In den Städten sieht es schon anders aus. Hier machen sich die Fortschritte
bereits bemerkbar. Selbstverbrennungen, häusliche Gewalt und die Zahl der
Beschneidungen sollen inzwischen rückläufig sein.
Besonders aktiv ist die Gruppe Zhiyan. Über ein Netz von etwa 30
Frauenrechtsorganisationen versucht sie permanent Druck auf die Regierung
auszuüben, so etwa im tragischen Fall der jungen Duniya: Die 14-Jährige
wurde zweimal verheiratet, von ihrem polygamen Ehemann gefoltert und
schließlich umgebracht. Der Mörder, der von seinem Clan geschützt wurde,
hatte seine Tat auf YouTube gestanden und seine beschmutzte Ehre ins Feld
geführt: Das Mädchen habe einen gleichaltrigen Jungen geliebt.
Zhiyan und andere feministische Gruppen organisierten daraufhin Demos und
Sit-ins vor dem Parlament. Sie verlangten die strikte Anwendung des
Gesetzes ohne Einmischung der Clans und die Verurteilung aller, die an der
Verheiratung des Mädchens beteiligt waren, das heißt ihrer
Familienmitglieder sowie des religiösen Würdenträgers, der die
Hochzeitszeremonie durchgeführt hat. Duniyas Fall, dessen juristische
Aufarbeitung immer noch andauert, macht einerseits das Versagen der Justiz
deutlich. Aber er zeigt auch, wie stark und entschlossen Teile der
Gesellschaft für die Durchsetzung ihrer Rechte kämpfen.
## Das Leben nach der Heirat
Diese Hartnäckigkeit trägt Früchte: Vor 15 Jahren eröffnete Asuda die erste
Einrichtung zum Schutz von Frauen, die von Ehrverbrechen bedroht sind.
Heute gibt es in allen drei Provinzen der Autonomen Region Kurdistan
(Erbil, Dahuk, as-Sulaimaniyya) vergleichbare Einrichtungen. 2007 schuf die
Regierung einen Ausschuss im Innenministerium, der Daten und Statistiken zu
häuslicher Gewalt sammeln soll. Zwei Jahre später wurde der „Hohe
Frauenrat“ ins Leben gerufen, dessen Mitglieder aus der Aktivistinnenszene
unter Vorsitz des Ministerpräsidenten eng mit den NGOs und
Regierungsinstitutionen zusammenarbeiten. Seither sind 30 Prozent der Sitze
im kurdischen Parlament für Frauen reserviert. „Die Situation im irakischen
Kurdistan ist viel besser als im Rest des Landes; aber das ist nicht, was
wir wollen. Das reicht noch lange nicht“, sagt Khanim Latif.

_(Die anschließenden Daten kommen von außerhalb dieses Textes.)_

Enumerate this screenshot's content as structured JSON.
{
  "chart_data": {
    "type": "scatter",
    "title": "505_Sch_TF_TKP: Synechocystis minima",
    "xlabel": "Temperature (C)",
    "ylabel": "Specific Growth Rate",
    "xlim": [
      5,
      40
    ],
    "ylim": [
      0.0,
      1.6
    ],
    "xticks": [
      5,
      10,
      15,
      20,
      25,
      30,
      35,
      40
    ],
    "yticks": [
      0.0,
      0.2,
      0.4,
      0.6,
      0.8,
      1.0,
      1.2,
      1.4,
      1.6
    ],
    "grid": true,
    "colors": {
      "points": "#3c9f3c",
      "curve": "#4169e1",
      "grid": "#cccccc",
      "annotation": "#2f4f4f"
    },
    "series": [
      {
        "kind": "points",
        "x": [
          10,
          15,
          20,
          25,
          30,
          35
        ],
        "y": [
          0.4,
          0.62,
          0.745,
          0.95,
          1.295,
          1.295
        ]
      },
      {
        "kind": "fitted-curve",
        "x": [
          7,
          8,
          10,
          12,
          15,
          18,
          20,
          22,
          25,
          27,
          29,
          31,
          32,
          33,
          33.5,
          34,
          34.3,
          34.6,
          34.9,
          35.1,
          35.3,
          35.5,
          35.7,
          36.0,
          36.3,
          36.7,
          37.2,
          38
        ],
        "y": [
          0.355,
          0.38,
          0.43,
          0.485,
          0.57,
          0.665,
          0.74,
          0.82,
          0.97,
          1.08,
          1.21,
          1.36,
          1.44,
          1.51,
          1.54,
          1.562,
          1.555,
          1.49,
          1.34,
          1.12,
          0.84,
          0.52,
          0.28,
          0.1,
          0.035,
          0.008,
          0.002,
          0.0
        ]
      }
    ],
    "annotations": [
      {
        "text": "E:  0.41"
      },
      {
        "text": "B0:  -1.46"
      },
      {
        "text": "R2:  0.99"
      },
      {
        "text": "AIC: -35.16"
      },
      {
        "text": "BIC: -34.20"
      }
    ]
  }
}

Rezhin (Name geändert), 22 Jahre alt und Absolventin der Universität
Sulaimaniyya, verkörpert dieses unbändige Verlangen nach Unabhängigkeit:
„Ich habe keine Lust auf Haus, Kinder und einen Ehemann, für den ich koche.
Es ist, als gebe es zwei Leben: eines vor und eines nach der Heirat, mit
allen Pflichten, die dazugehören. Und das soll dann Liebe sein? Sich für
die Wünsche von jemand anderem abzurackern, ohne dass der was für dich
tut?“
Rezhin schimpft auf die patriarchalische Gesellschaft und auf die Frauen,
die sie hinnehmen und damit zu deren Fortbestand beitragen. Sie hatte mit
ihrer Familie zwar noch nie Probleme, weiß aber, dass nicht alle ihre
Einstellung teilen – und ist entsprechend vorsichtig. „Einige enge Freunde
haben mir gesagt, dass sie meine Meinung missbilligen, aber ich nehme diese
Herausforderung an. Ich will reisen, mich bilden, noch stärker und freier
sein. Und ich möchte nach Kurdistan zurückkehren und ihnen zeigen, dass ich
mit meiner Einstellung hier auch leben kann.“
Auf die Popsängerin Helly Luv angesprochen, reagiert sie eher skeptisch:
„Sie ist im Westen aufgewachsen, für sie war es leichter. Sie musste nicht
kämpfen.“ Aus Prinzip weigert sich Rezhin, in Restaurants im Frauen- und
Familienbereich zu sitzen. Und sie empört sich darüber, dass eine
Dankesformel auf Kurdisch nur die männlichen Familienmitglieder preist.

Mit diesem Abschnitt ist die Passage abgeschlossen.